Evet, bu yüzden gelmiştim. O kadar yaşanan şeyden sonra unutmuş olmam üzücüydü.
"Belgeleri şimdi alabilir miyim?"
"Elbette alabilirsiniz."
Yanımdan kalkıp çalışma masasını arkasında ki duvara yönelmişti. Bir kaç saniye içinde duvarda dolaba benzer bir eşya belirmeye başlamıştı. Dolap kapaklarını açarak içinden zarf çıkarmıştı. Tekrardan benim yanıma gelerek oturmuş ve bana dönmüştü.

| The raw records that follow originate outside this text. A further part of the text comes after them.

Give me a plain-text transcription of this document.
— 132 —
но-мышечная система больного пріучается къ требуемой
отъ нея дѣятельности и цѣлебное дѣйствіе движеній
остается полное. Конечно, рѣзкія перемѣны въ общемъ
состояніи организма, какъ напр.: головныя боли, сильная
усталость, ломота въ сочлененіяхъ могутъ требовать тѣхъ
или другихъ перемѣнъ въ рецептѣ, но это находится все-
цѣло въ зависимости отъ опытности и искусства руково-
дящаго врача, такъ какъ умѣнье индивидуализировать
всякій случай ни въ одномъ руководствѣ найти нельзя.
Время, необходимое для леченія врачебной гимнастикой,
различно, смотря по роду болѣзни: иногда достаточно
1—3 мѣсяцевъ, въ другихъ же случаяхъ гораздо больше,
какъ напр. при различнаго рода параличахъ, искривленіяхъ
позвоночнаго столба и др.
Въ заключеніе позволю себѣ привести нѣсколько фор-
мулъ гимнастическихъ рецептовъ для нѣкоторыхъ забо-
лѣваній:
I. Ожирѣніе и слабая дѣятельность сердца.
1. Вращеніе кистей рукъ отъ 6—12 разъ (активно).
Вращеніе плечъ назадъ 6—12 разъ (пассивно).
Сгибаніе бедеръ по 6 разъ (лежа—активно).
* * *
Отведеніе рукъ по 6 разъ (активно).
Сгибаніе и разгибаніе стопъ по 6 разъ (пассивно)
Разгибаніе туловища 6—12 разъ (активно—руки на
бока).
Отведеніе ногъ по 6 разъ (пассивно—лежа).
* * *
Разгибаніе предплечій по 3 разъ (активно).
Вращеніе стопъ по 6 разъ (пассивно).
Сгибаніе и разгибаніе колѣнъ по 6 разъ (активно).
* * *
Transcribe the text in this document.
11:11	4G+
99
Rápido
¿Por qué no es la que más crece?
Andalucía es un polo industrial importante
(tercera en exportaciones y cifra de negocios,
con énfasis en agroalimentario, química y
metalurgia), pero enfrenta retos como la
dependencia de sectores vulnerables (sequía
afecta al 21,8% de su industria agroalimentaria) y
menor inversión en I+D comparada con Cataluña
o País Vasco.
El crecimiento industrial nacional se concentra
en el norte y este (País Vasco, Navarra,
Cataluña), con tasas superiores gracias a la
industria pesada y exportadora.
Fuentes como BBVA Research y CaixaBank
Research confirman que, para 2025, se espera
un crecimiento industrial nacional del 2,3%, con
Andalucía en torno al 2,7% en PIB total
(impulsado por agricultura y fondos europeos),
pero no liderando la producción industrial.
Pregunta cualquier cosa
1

"Bu belgeleri sana vermeden önce sormam gereken bazı şeyler var."
"Elbette. Sizi dinliyorum, Marki."
En mantıklı düşünceme göre bana ailem ile ilgili sorular soracaktı.
"Leydi ailesini nasıl kaybetti?"
"Öncelikle bilmeni isterim ki, benim annem öldü. Babam ve erkek kardeşim hayattalar."
Bir saate yakın bir soru cevabın ardından locadan ayrılmaya karar verdim. Daha fazla burada kalamazdım. Eve ne kadar geç geri dönersem işler o kadar garipleşirdi. Ayrıca Emily hala benim için beklemekteydi.
"İyi akşamlar."
"Leydi eve tek mi dönecek?"
Normal modda Penelope' yi öldürmek için yapılan her şeyi hatırlıyorum da, 'Canınız cehenneme, ne istersem onu yapacağım!' Tabii ki de bunu demedim. Vinter için ilgi seviyesi ne kadar yüksek olursa olsun, günün sonunda bu lanet oyunda ölen kişi ben olacağım. Hadi bir an önce gidip Emily' i bulalım.
"Elbette, bir sıkıntı mı var?"
Kendi ağzın ile durumu dile getirene kadar en ufak bir şey yapmayacağım. Yani beni rahat bırakmalısın. Kapıyı açıp dışarıya çıktım. Vinter ise en ufak bir şey demeden bana bakmaya devam etti. Dışarıya çıkmama rağmen ufak bir sorunumuz var. Ne kadar bakarsam bakayım, Emily hiç bir yerde yoktu. Bu da yetmezmiş gibi oldukça geç olmuştu. Sokakta yavaşça ilerlerken hiç beklemediğim bir durumla karşılaştım. Aslında beklediğim bir durumdu?
- Veliaht Prens Kallisto Regulus, savaşı kazandı. Bunun onuruna bir hafta boyunca durmaksızın bir festival düzenleniyor. Ama işin tuhaf tarafı bizzat 1. Kraliçe Yleina Regulus' un bunu hazırlıyor olması. Oldukça ilginç değil mi? Penelope seninle birlikte gidelim mi?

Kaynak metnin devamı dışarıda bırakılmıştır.